Em mais uma prova de tentativa de obstrução da Operação Lava Jato, o senador Aécio Neves (PSDB-MG) foi gravado admitindo ter pressionado o atual presidente da República, Michel Temer, a trocar o diretor-geral da Polícia Federal, Leandro Daiello. Também no diálogo, o político indica que Alexandre de Moraes, recém empossado no Supremo Tribunal Federal (STF), tinha conhecimento das pressões do governo contra a Lava Jato.

“Foi uma cagada generalizada, mas eu tô, tô querendo apertar de novo amanhã, amanhã, o Michel nessa história. Acho que o Brasil tem que fazer uma operação, tem que fazer uma ‘mea culpa’ pra dar pelo menos mais um instrumento pros negociadores novos, pros embaixadores, pros diplomatas novos. O cara da Polícia Federal chegar e cair, né. Dizer o seguinte: ‘foi um erro de avaliação e tal, eram questões pontuais que não afeta, né, um ‘mea culpa’ do Brasil que o Michel não teve culhão de cobrar do cara pra fazer. [Eu] tava cobrando isso hoje lá, falar com ele pra fazer…” [sic], disse Aécio.

A declaração do senador tucano foi dada a Joesley Batista, dono da JBS, em encontro com o parlamentar no dia 24 de março deste ano, no hotel Unique, em São Paulo, e foi anexa ao acordo de delação premiada do grupo, nos autos da acusação contra Aécio no Supremo Tribunal Federal (STF).

A proposta do tucano era aproveitar os efeitos da Operação Carne Fraca no governo para admitir erros, mas apontar que foram pontuais e responsabilizar, por exemplo, a própria Polícia Federal, com a demissão do diretor-geral do órgão.

O senador ainda aparece na conversa criticando o então ministro da Justiça de Michel Temer, Osmar Serraglio, dizendo que ele não atua contra os avanços da Lava Jato:

“O ministro é um bosta de um caralho, que não dá um alô, peba, está passando mal de saúde pede para sair, Michel é doido.
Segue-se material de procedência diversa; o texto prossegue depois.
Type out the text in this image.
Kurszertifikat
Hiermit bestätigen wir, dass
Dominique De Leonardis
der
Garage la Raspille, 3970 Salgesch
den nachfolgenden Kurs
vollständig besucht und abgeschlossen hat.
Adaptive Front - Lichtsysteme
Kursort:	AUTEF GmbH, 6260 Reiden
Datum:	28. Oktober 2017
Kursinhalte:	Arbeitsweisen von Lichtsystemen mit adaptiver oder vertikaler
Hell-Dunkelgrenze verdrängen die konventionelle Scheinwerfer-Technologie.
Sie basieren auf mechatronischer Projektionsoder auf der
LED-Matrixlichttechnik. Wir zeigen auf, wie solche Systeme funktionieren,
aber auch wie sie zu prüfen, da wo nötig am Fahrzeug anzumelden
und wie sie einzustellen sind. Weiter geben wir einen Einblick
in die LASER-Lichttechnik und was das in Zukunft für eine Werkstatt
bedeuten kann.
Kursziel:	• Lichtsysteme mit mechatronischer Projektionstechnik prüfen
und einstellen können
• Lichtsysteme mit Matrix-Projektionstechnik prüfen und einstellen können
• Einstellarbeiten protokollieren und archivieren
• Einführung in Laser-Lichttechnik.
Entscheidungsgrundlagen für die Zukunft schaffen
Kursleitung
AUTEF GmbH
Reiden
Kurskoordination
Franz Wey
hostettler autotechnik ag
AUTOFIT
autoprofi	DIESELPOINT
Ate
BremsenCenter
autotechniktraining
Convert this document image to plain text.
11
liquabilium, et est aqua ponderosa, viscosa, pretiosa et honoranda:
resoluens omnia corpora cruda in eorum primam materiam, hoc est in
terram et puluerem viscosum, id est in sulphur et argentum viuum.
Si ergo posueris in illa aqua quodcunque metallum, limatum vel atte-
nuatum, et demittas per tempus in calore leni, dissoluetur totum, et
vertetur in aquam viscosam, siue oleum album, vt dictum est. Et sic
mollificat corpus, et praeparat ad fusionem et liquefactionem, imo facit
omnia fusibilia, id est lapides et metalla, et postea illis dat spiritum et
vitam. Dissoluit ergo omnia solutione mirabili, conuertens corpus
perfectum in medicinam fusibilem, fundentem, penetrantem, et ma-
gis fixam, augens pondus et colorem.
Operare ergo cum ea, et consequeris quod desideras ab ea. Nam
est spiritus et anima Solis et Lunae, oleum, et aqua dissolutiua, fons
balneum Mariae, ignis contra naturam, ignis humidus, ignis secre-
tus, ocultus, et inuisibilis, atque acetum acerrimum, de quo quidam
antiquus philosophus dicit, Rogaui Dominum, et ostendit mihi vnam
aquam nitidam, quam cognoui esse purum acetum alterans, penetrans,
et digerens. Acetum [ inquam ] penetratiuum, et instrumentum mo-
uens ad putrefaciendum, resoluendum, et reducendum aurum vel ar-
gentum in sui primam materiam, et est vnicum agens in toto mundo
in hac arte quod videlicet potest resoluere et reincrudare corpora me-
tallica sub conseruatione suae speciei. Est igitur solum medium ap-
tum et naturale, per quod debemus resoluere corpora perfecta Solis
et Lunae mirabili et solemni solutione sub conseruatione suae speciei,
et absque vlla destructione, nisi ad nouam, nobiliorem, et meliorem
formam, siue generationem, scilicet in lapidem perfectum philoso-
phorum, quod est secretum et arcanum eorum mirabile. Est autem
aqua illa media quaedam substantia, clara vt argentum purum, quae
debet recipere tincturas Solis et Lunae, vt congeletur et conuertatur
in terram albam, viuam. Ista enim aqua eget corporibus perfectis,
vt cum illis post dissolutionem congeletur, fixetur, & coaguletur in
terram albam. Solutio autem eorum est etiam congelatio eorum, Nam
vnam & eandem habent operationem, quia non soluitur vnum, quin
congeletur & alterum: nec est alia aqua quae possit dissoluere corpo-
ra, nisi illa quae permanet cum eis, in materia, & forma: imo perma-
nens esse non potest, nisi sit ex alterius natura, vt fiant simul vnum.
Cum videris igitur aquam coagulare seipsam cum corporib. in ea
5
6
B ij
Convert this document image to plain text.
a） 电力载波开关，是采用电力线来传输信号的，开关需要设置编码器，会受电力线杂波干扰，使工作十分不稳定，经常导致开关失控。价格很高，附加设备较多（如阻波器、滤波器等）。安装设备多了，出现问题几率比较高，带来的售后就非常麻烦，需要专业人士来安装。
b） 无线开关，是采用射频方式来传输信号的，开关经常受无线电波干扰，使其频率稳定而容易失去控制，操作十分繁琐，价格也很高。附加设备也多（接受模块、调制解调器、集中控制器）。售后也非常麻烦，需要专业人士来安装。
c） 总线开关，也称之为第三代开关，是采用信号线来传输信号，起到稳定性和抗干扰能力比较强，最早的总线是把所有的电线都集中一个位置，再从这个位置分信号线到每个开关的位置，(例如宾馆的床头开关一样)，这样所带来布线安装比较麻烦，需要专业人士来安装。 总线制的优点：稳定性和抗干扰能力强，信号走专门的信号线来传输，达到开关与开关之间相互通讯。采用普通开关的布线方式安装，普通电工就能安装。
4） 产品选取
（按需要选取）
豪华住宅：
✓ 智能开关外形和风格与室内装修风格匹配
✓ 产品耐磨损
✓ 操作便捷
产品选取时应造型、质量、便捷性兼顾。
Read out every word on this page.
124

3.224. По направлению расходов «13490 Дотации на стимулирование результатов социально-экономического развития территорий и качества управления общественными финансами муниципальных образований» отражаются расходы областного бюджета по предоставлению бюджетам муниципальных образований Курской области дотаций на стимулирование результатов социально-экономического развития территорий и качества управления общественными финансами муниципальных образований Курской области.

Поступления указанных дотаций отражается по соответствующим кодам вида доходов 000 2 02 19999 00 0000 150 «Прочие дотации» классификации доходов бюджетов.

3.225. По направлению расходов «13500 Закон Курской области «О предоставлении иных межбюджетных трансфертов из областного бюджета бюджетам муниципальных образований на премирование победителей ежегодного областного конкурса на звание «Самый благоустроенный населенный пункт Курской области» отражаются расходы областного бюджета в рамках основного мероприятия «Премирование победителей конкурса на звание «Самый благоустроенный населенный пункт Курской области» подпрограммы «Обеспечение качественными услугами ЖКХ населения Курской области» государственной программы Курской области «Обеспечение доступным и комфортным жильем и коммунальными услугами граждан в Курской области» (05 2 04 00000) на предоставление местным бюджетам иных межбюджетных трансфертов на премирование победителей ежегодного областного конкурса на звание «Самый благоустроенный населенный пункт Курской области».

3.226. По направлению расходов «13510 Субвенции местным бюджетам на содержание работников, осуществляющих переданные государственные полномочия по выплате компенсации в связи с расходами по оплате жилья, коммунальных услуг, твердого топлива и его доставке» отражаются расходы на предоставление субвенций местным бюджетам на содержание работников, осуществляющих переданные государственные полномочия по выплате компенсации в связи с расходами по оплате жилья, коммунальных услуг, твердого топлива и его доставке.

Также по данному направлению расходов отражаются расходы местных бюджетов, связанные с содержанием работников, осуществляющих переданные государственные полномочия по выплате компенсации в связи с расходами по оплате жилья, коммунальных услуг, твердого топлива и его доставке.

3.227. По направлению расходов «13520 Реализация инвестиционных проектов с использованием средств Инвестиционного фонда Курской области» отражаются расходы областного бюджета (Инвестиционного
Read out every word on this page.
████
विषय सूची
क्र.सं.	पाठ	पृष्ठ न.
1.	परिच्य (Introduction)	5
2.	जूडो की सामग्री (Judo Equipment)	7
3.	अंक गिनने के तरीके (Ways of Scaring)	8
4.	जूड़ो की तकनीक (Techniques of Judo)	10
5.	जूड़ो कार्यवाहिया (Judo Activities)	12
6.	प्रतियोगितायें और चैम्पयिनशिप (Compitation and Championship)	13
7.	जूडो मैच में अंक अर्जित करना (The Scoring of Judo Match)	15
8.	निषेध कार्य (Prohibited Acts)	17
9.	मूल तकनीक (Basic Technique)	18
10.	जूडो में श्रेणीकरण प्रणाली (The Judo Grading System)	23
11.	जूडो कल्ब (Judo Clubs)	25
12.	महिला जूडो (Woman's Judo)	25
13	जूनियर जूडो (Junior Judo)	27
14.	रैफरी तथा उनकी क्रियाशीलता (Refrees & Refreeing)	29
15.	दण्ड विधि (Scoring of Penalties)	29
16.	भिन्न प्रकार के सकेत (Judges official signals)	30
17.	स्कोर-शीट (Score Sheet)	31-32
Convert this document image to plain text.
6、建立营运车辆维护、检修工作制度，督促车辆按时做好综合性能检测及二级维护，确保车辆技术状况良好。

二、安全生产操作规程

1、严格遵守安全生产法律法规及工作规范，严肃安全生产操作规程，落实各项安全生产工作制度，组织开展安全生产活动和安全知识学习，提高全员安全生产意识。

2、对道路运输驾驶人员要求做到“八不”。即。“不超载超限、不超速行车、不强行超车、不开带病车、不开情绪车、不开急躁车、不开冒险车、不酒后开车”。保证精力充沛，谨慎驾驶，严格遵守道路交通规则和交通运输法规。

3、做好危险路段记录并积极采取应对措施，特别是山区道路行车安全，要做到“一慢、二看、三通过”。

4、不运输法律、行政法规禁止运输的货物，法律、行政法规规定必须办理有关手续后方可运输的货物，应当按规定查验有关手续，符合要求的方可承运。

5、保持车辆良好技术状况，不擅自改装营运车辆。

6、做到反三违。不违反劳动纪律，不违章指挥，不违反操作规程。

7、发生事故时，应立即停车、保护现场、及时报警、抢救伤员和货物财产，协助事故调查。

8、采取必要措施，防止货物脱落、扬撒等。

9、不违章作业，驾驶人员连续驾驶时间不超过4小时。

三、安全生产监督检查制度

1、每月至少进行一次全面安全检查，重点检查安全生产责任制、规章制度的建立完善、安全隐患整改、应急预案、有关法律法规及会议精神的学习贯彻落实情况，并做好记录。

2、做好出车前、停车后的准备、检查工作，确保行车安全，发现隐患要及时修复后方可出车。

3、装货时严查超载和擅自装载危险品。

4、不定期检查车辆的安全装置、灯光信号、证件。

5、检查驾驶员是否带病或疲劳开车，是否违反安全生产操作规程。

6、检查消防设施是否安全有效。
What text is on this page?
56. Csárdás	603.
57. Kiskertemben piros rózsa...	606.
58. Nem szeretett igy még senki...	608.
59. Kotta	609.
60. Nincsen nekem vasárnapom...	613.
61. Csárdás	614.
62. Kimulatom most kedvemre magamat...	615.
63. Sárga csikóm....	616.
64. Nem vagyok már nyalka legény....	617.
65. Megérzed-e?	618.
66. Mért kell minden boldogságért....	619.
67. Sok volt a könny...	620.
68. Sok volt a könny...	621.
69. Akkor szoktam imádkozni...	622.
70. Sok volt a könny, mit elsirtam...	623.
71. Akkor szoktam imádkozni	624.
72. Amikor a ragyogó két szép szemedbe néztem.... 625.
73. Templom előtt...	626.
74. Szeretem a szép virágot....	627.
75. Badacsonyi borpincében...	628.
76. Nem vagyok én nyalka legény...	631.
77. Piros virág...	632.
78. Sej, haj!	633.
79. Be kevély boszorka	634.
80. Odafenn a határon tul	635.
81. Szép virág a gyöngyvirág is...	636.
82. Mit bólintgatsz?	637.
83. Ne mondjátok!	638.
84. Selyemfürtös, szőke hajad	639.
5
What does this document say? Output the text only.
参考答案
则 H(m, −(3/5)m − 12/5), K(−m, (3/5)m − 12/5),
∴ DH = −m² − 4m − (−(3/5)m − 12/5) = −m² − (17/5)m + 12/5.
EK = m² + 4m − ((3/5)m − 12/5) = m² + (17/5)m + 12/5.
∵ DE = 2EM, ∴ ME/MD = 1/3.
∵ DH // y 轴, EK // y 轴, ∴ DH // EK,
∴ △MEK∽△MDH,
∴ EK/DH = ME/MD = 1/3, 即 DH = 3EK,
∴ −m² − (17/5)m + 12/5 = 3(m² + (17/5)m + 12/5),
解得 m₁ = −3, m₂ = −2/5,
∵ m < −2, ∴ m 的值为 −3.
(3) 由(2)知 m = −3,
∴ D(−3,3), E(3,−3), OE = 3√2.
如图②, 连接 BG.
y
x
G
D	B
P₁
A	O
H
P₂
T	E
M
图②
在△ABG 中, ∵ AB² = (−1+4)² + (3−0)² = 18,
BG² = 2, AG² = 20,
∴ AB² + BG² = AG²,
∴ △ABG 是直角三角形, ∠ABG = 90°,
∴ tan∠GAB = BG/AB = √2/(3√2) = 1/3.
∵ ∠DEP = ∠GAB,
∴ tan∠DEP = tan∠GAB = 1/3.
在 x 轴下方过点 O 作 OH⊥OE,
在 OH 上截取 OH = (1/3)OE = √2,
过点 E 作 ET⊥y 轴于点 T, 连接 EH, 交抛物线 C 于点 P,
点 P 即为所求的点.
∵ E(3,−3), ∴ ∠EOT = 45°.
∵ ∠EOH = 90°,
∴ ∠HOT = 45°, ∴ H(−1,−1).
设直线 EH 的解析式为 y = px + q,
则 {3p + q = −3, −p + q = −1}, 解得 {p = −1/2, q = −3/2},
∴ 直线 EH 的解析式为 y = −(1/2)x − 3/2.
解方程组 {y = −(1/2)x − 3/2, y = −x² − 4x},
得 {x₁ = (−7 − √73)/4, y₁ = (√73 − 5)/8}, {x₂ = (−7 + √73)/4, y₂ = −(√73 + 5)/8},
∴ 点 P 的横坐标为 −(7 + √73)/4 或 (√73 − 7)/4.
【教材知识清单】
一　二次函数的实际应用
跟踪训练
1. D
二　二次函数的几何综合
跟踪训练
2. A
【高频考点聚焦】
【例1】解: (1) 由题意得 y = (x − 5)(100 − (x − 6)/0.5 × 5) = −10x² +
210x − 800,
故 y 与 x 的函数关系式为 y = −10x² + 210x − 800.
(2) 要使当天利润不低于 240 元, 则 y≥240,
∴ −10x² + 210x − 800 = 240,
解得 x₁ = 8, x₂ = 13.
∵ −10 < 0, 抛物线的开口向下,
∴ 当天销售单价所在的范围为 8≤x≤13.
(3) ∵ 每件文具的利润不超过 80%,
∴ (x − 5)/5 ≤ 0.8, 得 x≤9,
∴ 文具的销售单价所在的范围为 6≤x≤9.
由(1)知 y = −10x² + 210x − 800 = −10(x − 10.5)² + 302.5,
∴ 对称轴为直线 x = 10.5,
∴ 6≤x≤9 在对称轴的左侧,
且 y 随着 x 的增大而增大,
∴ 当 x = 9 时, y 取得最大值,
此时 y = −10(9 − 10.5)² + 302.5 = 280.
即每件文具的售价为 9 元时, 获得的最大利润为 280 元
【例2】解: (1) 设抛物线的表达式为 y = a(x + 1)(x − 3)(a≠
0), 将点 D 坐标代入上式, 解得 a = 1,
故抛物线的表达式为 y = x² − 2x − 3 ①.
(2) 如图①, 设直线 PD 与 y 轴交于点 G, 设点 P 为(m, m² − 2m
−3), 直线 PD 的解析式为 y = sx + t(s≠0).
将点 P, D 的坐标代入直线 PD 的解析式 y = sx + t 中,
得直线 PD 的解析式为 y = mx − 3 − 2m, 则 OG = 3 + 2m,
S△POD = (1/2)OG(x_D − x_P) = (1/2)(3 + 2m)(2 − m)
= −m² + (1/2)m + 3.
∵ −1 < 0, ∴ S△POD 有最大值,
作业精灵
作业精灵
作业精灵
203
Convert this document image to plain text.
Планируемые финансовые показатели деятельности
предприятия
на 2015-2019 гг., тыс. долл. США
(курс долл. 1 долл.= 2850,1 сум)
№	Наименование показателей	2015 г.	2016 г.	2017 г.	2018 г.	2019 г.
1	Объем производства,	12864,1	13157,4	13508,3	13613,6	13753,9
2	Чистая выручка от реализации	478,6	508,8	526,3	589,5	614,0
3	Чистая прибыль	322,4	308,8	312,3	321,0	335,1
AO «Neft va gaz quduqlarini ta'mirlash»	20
Veio só eu e ele ontem de São Paulo [em encontro do o presidente]. Mandou um cará lá no Osmar Serraglio, porque ele errou de novo de nomear essa porra desse… Porque aí mexia na PF. O que vai acontecer agora? Vai vim inquérito de uma porrada de gente, caralho, eles são tão bunda mole que eles não tem o cara que vai distribuir para o delegado”, afirmou, exaltado.

Depois, Aécio admitiu que poderia entrar na mira das investigações, concordando com Joesley, ao dizer que o diretor da Polícia Federal deve estar “alinhado”.

Outra acusação deflagrada na conversa de Aécio foi relacionada à nomeação do ex-ministro da Justiça, Alexandre de Moraes, ao Supremo Tribunal Federal (STF). Sem citar diretamente que se tratou de uma medida do presidente da República com algum interesse no âmbito da Operação Lava Jato ou de interferir no Judiciário em favor do mandatário e de aliados, sinalizou que Moraes tinha conhecimento das pressões de Aécio e Temer.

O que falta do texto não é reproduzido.